Duchenne muscular dystrophy (DMD) is a rapidly progressive muscular disorder that primarily affects males at a rate of approximately 1 in 3500 births worldwide. The disease is caused by a mutation in the dystrophin gene on the X chromosome and is inherited in a genetically recessive fashion. Individuals with DMD have progressive loss of muscle function and weakness, beginning in the lower extremities and sadly leading to premature death.

Within the cells of DMD patients, damaged muscle tissue is replaced with fibrous, fatty, or bony tissue and ultimately loses function. For years, scientists have searched for a way to successfully treat the disorder effectively.
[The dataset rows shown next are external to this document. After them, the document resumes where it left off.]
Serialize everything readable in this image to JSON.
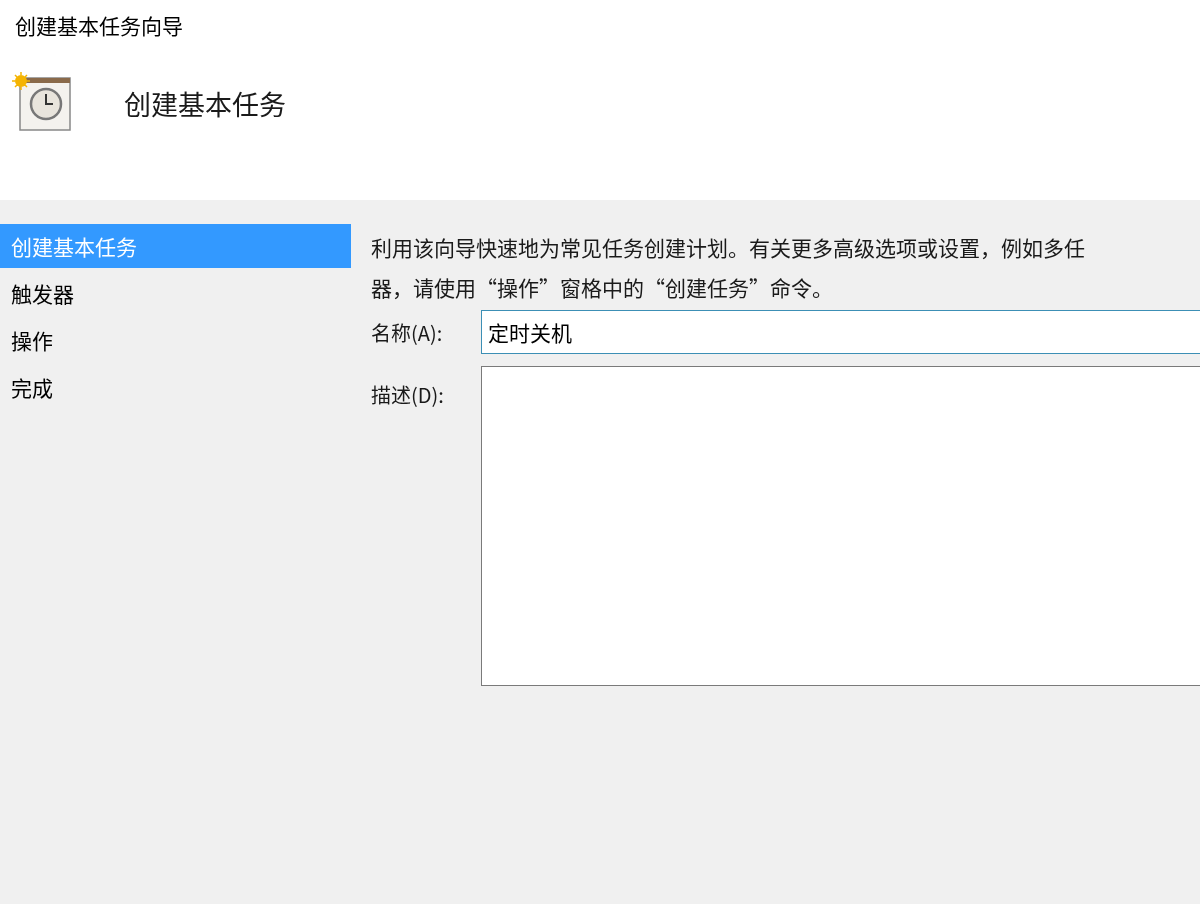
{
  "window": {
    "title": "创建基本任务向导"
  },
  "header": {
    "title": "创建基本任务"
  },
  "steps": [
    {
      "label": "创建基本任务",
      "selected": true
    },
    {
      "label": "触发器",
      "selected": false
    },
    {
      "label": "操作",
      "selected": false
    },
    {
      "label": "完成",
      "selected": false
    }
  ],
  "intro_lines": [
    "利用该向导快速地为常见任务创建计划。有关更多高级选项或设置，例如多任",
    "器，请使用“操作”窗格中的“创建任务”命令。"
  ],
  "name_field": {
    "label": "名称(A):",
    "value": "定时关机",
    "focused": true
  },
  "description_field": {
    "label": "描述(D):",
    "focused": false
  }
}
Now, researchers from the University of Missouri (MU) have successfully treated dogs with DMD using gene therapy and say that human clinical trials are being planned within the next few years.  

“This is the most common muscle disease in boys, and there is currently no effective therapy,” explained senior author and study leader Dongsheng Duan, Ph.D., professor in the department of molecular microbiology and immunology the MU School of Medicine. “This discovery took our research team more than ten years, but we believe we are on the cusp of having a treatment for the disease.”

The findings from this study were published recently in Human Molecular Genetics through and article entitled “Safe and bodywide muscle transduction in young adult Duchenne muscular dystrophy dogs with adeno-associated virus.”

The dystrophin gene mutation within DMD patients disrupts the downstream production of the protein. The absence of the dystrophin protein starts a chain reaction that eventually leads to muscle cell degeneration and death. While the premise of gene therapy for DMD is seemingly straightforward—genetically repair the mutated dystrophin gene—attempts have been hampered by a variety of reasons, the least of which is that the dystrophin gene is one of the largest in the human genome. 

“Due to its size, it is impossible to deliver the entire gene with a gene therapy vector, which is the vehicle that carries the therapeutic gene to the correct site in the body,” Dr. Duan remarked. “Through previous research, we were able to develop a miniature version of this gene called a microgene. This minimized dystrophin protected all muscles in the body of diseased mice.”

Using an adeno-associated virus, the MU team demonstrated that they could deliver the microgene to all muscles in the body of a diseased dog. The dogs were injected with the virus when they were two to three months old and just starting to show signs of DMD. The dogs are now six to seven months old and continue to develop normally.

The dogs Dr. Duan and his team utilized had a body size similar to that of an affected boy. The MU researchers are hopeful that success in the dog will set the foundation for human tests.

“The virus we are using is one of the most common viruses; it is also a virus that produces no symptoms in the human body, making this a safe way to spread the dystrophin gene throughout the body,” noted Dr. Duan. “These dogs develop DMD naturally in a similar manner as humans. It's important to treat DMD early before the disease does a lot of damage as this therapy has the greatest impact at the early stages of life.”